In a bid to enhance the performance of Large Language Models (LLMs), NVIDIA has introduced TensorRT-LLM, an open-source library designed to enhance the performance of Large Language Models (LLMs) on NVIDIA's hardware.
Generative AI has witnessed a significant surge since OpenAI introduced ChatGPT. Companies are now leveraging conversational AI systems, commonly referred to as AI chatbots like ChatGPT, to cater to customer requirements. NVIDIA, a leading player in the GPU market, is at the forefront of this transformation, providing the necessary hardware to train extensive language models like ChatGPT, GPT-4, BERT, and Google's PaLM.
TensorRT-LLM: A New Era for AI Inferencing
TensorRT-LLM is an open-source library that operates on NVIDIA Tensor Core GPUs. Its primary function is to offer developers an environment to experiment with and build new large language models, which form the foundation of generative AI platforms like ChatGPT. The software focuses on inference, which refines an AI's training process, helping the system understand how to link concepts and make predictions. NVIDIA emphasizes that TensorRT-LLM can significantly accelerate the speed of inference on their GPUs.
The software is equipped to handle contemporary LLMs such as Meta Llama 2, OpenAI GPT-4, Falcon, Mosaic MPT, BLOOM, and more. It incorporates the TensorRT deep learning compiler, optimized kernels, and pre- and post-processing tools. Additionally, it facilitates multi-GPU and multi-node communication. A standout feature is that developers don't need an in-depth understanding of C++ or NVIDIA CUDA to utilize TensorRT-LLM.
Naveen Rao, the Vice President of Engineering at Databricks, commented on the software's efficiency, stating, “TensorRT-LLM is easy to use, feature-packed… and is efficient.” He further added that it “delivers state-of-the-art performance for LLM serving using NVIDIA GPUs and allows us to pass on the cost savings to our customers.”

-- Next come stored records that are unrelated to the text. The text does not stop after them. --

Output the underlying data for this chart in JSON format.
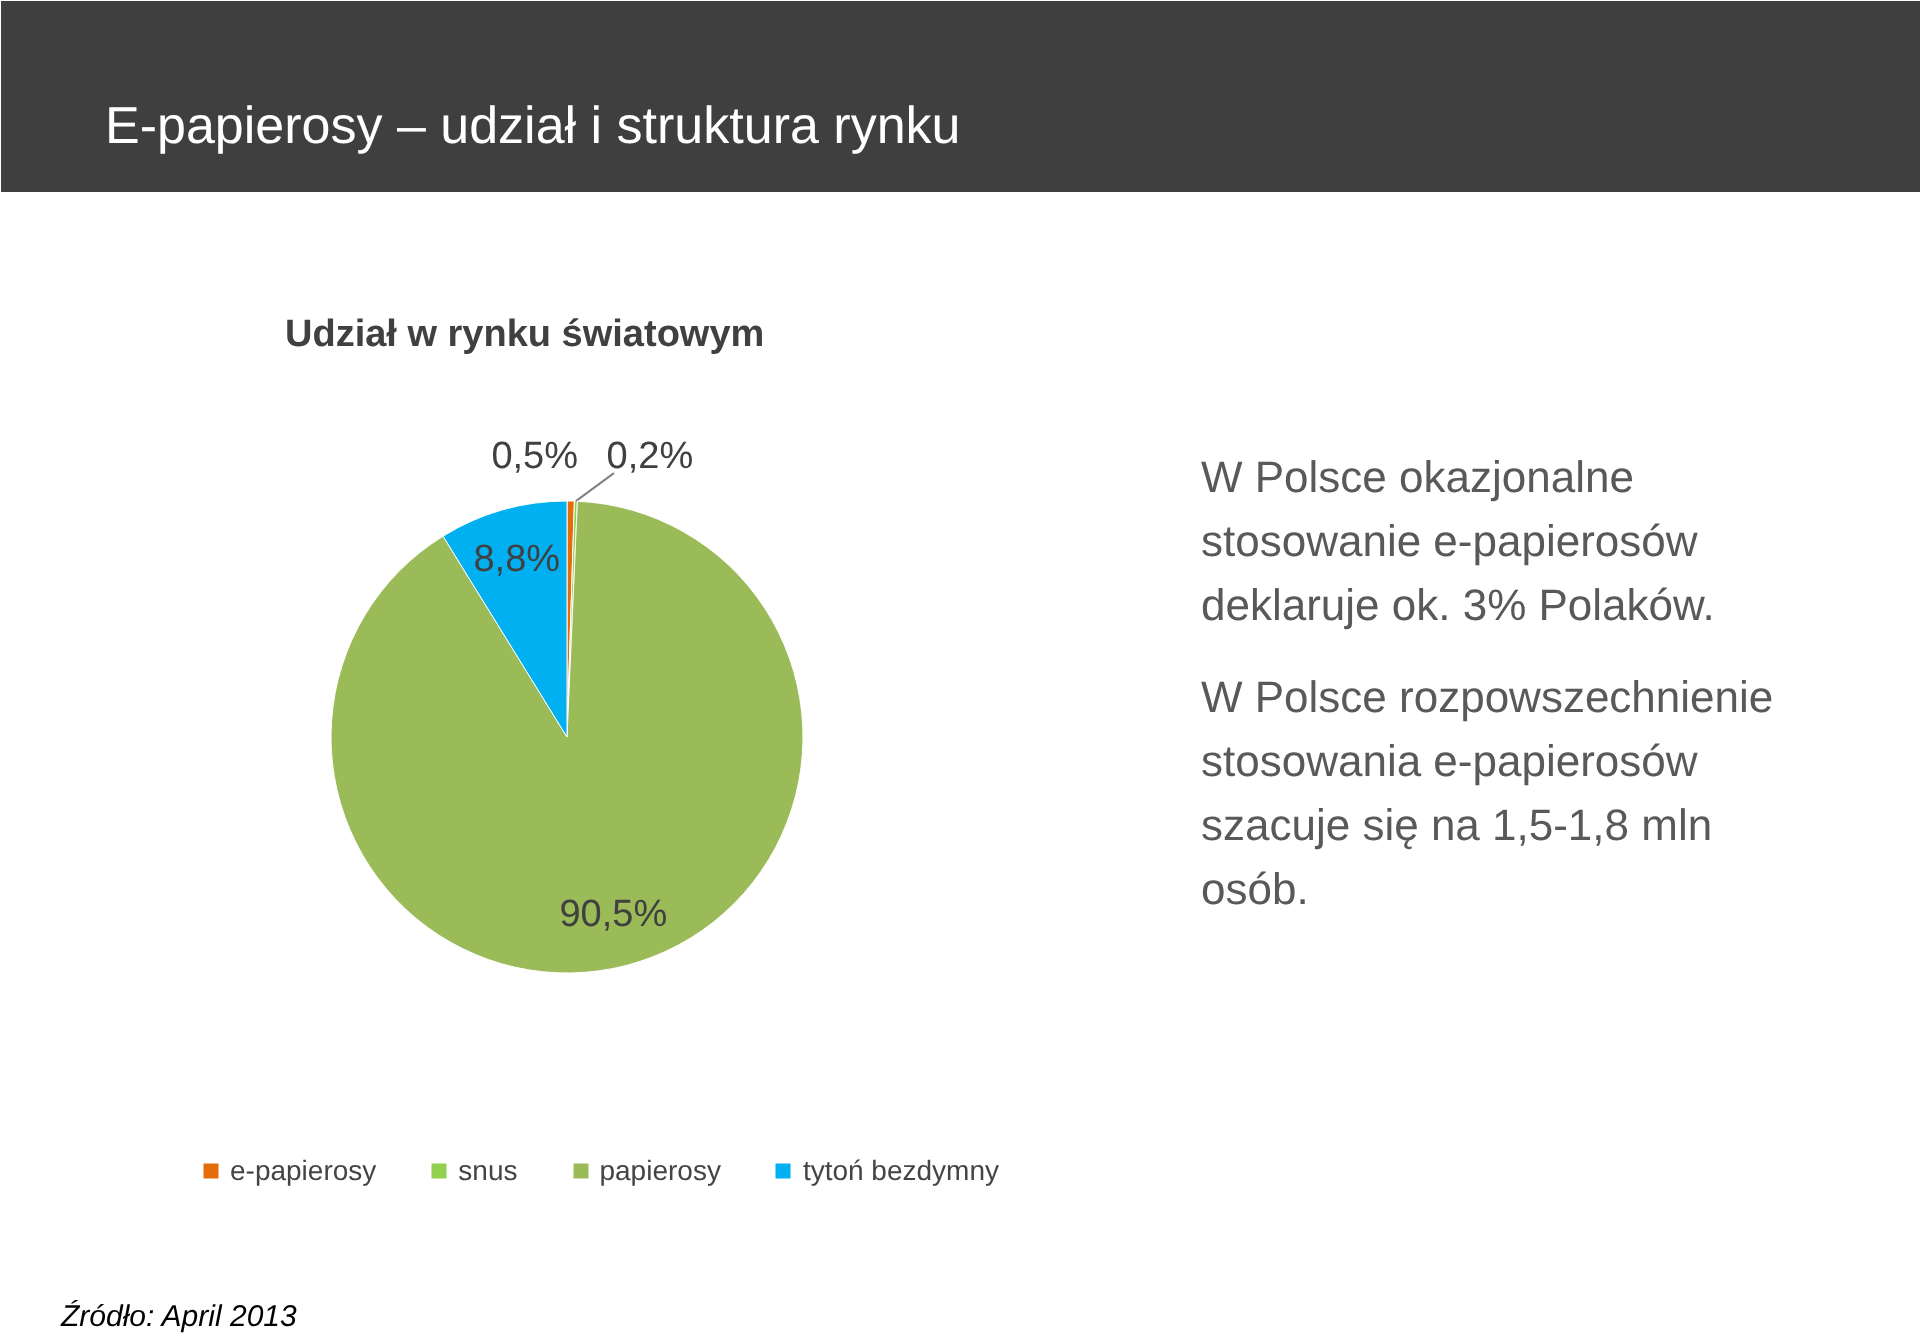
{
  "chart_data": {
    "type": "pie",
    "title": "E-papierosy – udział i struktura rynku",
    "subtitle": "Udział w rynku światowym",
    "categories": [
      "e-papierosy",
      "snus",
      "papierosy",
      "tytoń bezdymny"
    ],
    "values": [
      0.5,
      0.2,
      90.5,
      8.8
    ],
    "colors": [
      "#e46c0a",
      "#92d050",
      "#9bbb59",
      "#00b0f0"
    ],
    "value_labels": [
      "0,5%",
      "0,2%",
      "90,5%",
      "8,8%"
    ],
    "legend": "bottom",
    "annotations": [
      "W Polsce okazjonalne stosowanie e-papierosów deklaruje ok. 3% Polaków.",
      "W Polsce rozpowszechnienie stosowania e-papierosów szacuje się na 1,5-1,8 mln osób.",
      "Źródło: April 2013"
    ]
  }
}
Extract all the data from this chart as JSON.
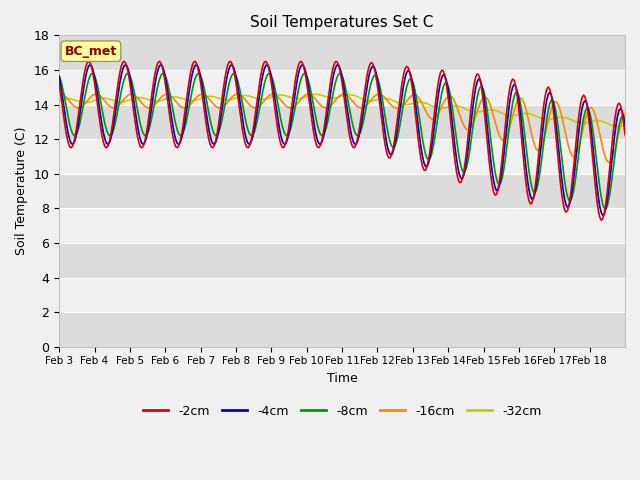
{
  "title": "Soil Temperatures Set C",
  "xlabel": "Time",
  "ylabel": "Soil Temperature (C)",
  "annotation": "BC_met",
  "annotation_color": "#8B0000",
  "annotation_bg": "#FFFFA0",
  "ylim": [
    0,
    18
  ],
  "series_colors": {
    "-2cm": "#DD0000",
    "-4cm": "#0000CC",
    "-8cm": "#009900",
    "-16cm": "#FF8800",
    "-32cm": "#CCCC00"
  },
  "xtick_labels": [
    "Feb 3",
    "Feb 4",
    "Feb 5",
    "Feb 6",
    "Feb 7",
    "Feb 8",
    "Feb 9",
    "Feb 10",
    "Feb 11",
    "Feb 12",
    "Feb 13",
    "Feb 14",
    "Feb 15",
    "Feb 16",
    "Feb 17",
    "Feb 18"
  ],
  "plot_bg_dark": "#DCDCDC",
  "plot_bg_light": "#F0F0F0",
  "grid_color": "#FFFFFF",
  "linewidth": 1.2,
  "figsize": [
    6.4,
    4.8
  ],
  "dpi": 100
}
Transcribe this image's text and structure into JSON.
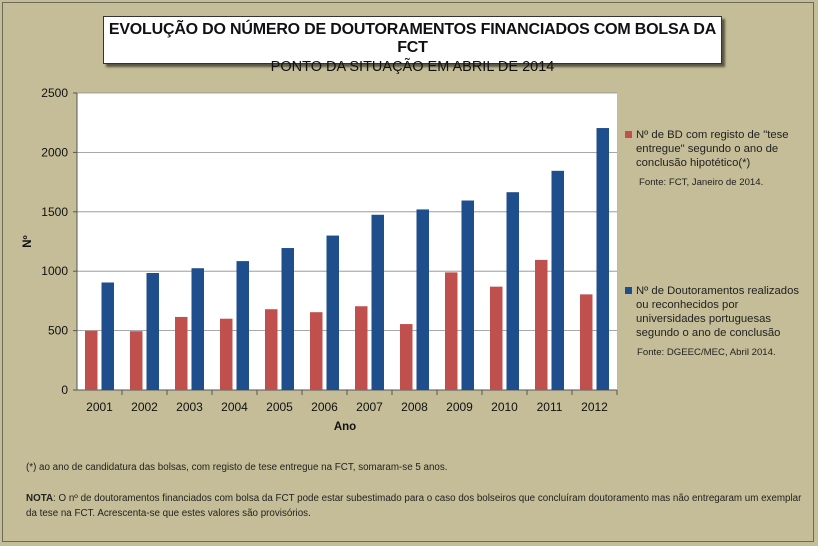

Performance Enhancements with TensorRT-LLM
When it comes to LLMs performing tasks like article summarization, they execute faster on TensorRT-LLM combined with an NVIDIA H100 GPU compared to the older NVIDIA A100 chip without the LLM library. Specifically, the H100 GPU's performance for GPT-J 6B LLM inferencing witnessed a fourfold improvement. When paired with the TensorRT-LLM software, this enhancement jumped to eight times.
A key feature of TensorRT-LLM is its use of tensor parallelism. This technique divides different weight matrices across devices, enabling inference to be conducted simultaneously across multiple GPUs and servers.
NVIDIA's Vision for Cost-Effective AI
The deployment of LLMs can be a costly affair. NVIDIA suggests that LLMs are reshaping how data centers and AI training are accounted for in a company's financial statements. With TensorRT-LLM, NVIDIA aims to allow businesses to develop intricate generative AI without witnessing a surge in the total cost of ownership.
NVIDIA's TensorRT-LLM is currently available for early access for those registered in the NVIDIA Developer Program. The wider release is anticipated in the upcoming weeks.